Va premesso che nella specie l’esecuzione forzata è iniziata per effetto della conversione in pignoramento del sequestro all’atto del passaggio in giudicato della sentenza della Corte d’Appello di Milano, che confermò (in data 10 ottobre 2000) la sentenza di primo grado del Tribunale di Sondrio del luglio 1981 che, dunque, assunse, per quanto ha stabilito la sentenza di rinvio di questa Corte, il carattere di titolo esecutivo a far tempo dalla formazione della cosa giudicata, cioè 22 gennaio 2001, come si legge nella sentenza qui impugnata.
In conformità all’esegesi del titolo data da detta sentenza l’importo del credito per il quale, in forza della sopravvenienza dell’efficacia esecutiva in dipendenza della conversione del sequestro, si poteva procedere ad esecuzione era quello risultante dall’incidenza di eventuali pagamenti o altri fatti estintivi avventi dopo 13 agosto 1980 e fino alla data della formazione della cosa giudicata, salvo che essi non avessero determinato l’estinzione del credito.
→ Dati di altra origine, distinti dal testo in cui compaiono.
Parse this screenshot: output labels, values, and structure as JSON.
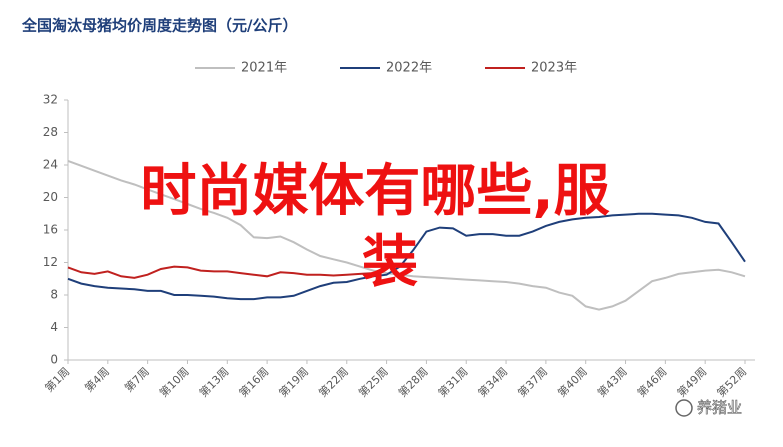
{
  "chart_data": {
    "type": "line",
    "title": "全国淘汰母猪均价周度走势图（元/公斤）",
    "categories": [
      "第1周",
      null,
      null,
      "第4周",
      null,
      null,
      "第7周",
      null,
      null,
      "第10周",
      null,
      null,
      "第13周",
      null,
      null,
      "第16周",
      null,
      null,
      "第19周",
      null,
      null,
      "第22周",
      null,
      null,
      "第25周",
      null,
      null,
      "第28周",
      null,
      null,
      "第31周",
      null,
      null,
      "第34周",
      null,
      null,
      "第37周",
      null,
      null,
      "第40周",
      null,
      null,
      "第43周",
      null,
      null,
      "第46周",
      null,
      null,
      "第49周",
      null,
      null,
      "第52周"
    ],
    "series": [
      {
        "name": "2021年",
        "color": "#bfbfbf",
        "values": [
          24.5,
          23.9,
          23.3,
          22.7,
          22.1,
          21.6,
          21.0,
          20.4,
          19.8,
          19.2,
          18.6,
          18.1,
          17.5,
          16.6,
          15.1,
          15.0,
          15.2,
          14.5,
          13.6,
          12.8,
          12.4,
          12.0,
          11.5,
          11.0,
          10.7,
          10.5,
          10.3,
          10.2,
          10.1,
          10.0,
          9.9,
          9.8,
          9.7,
          9.6,
          9.4,
          9.1,
          8.9,
          8.3,
          7.9,
          6.6,
          6.2,
          6.6,
          7.3,
          8.5,
          9.7,
          10.1,
          10.6,
          10.8,
          11.0,
          11.1,
          10.8,
          10.3
        ]
      },
      {
        "name": "2022年",
        "color": "#1f3f7a",
        "values": [
          10.0,
          9.4,
          9.1,
          8.9,
          8.8,
          8.7,
          8.5,
          8.5,
          8.0,
          8.0,
          7.9,
          7.8,
          7.6,
          7.5,
          7.5,
          7.7,
          7.7,
          7.9,
          8.5,
          9.1,
          9.5,
          9.6,
          10.0,
          10.3,
          10.5,
          11.5,
          13.5,
          15.8,
          16.3,
          16.2,
          15.3,
          15.5,
          15.5,
          15.3,
          15.3,
          15.8,
          16.5,
          17.0,
          17.3,
          17.5,
          17.6,
          17.8,
          17.9,
          18.0,
          18.0,
          17.9,
          17.8,
          17.5,
          17.0,
          16.8,
          14.5,
          12.1
        ]
      },
      {
        "name": "2023年",
        "color": "#c0211f",
        "values": [
          11.4,
          10.8,
          10.6,
          10.9,
          10.3,
          10.1,
          10.5,
          11.2,
          11.5,
          11.4,
          11.0,
          10.9,
          10.9,
          10.7,
          10.5,
          10.3,
          10.8,
          10.7,
          10.5,
          10.5,
          10.4,
          10.5,
          10.6,
          10.7,
          null,
          null,
          null,
          null,
          null,
          null,
          null,
          null,
          null,
          null,
          null,
          null,
          null,
          null,
          null,
          null,
          null,
          null,
          null,
          null,
          null,
          null,
          null,
          null,
          null,
          null,
          null,
          null
        ]
      }
    ],
    "ylim": [
      0,
      32
    ],
    "yticks": [
      0,
      4,
      8,
      12,
      16,
      20,
      24,
      28,
      32
    ],
    "grid": false,
    "legend": "top"
  },
  "overlay": [
    "时尚媒体有哪些,服",
    "装"
  ],
  "watermark": "养猪业"
}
La contestazione del diritto de quo, in quanto proposta con l’opposizione all’esecuzione, a sua volta si doveva correlare al diritto così determinato, o meglio al suo ammontare eventualmente ridotto o estinto alla data di proposizione dell’opposizione, per effetto di ulteriori pagamenti o fatti estintivi intervenuti dopo la formazione della cosa giudicata, cioè fra il 22 gennaio 2001 e il 7 aprile 2011, data di proposizione del ricorso in opposizione.
Ne consegue che l’oggetto dell’accertamento dell’inesistenza totale o parziale del diritto di procedere all’esecuzione della Banca era il credito individuato nei suddetti termini. In sostanza l’opposizione si concretò nella deduzione che il credito della Banca non esisteva più o esisteva solo in parte, per effetto dei fatti estintivi verificatisi fino a quella data e dei quali si chiedeva l’accertamento.
Ora, la deduzione dell’omessa pronuncia postulava l’individuazione dei fatti costitutivi dell’opposizione relativi a pagamenti o fatti estintivi che risultavano allegati e dimostrati in giudizio e non di quelli che il ricorrente avrebbe voluto dimostrare con le prove che non gli sono state ammesse e che sono oggetto del secondo motivo. Si tratterebbe di quelli emergenti dalla lettera del 16 gennaio 2001 della Banca.
Ora, dalla lettura della sentenza impugnata (punto 4) non emerge affatto che la Corte meneghina abbia negato l’esistenza di quei fatti e, quindi, la loro incidenza nel senso di ridimensionare il diritto di procedere ad esecuzione forzata soltanto alla somma indicata in detta lettera come dovuta: è sufficiente rilevare che la sentenza afferma espressamente che "come conseguenza del rigetto delle istanze istruttorie tendenti a dimostrare, come s’è detto ed è pacifico, fatti estintivi ulteriori rispetto a quelli indicati e riconosciuti come avvenuti nella lettera, l’appellante …. non ha fornito la prova che il debito, per il quale la "Banca" ha promosso l’azione esecutiva – debito di iniziali L. 869.456.042 …. maggiorato degli interessi (calcolati al saggio del 10% annuo in luogo del riconosciuto 19,5%) – è stato estinto nè che è stato ridotto con ulteriori versamenti successivi al 16 gennaio 2001. Va a questo proposito, osservato che nel conteggio allegato alla lettera della "Banca" del 16gennaio 2001, sono dettagliatamente elencati i pagamenti effettuati a decurtazione del debito, e sono specificamente indicati il capitale iniziale e gli interessi maturati dal 13 agosto 1980, nonchè il residuo importo complessivamente dovuto".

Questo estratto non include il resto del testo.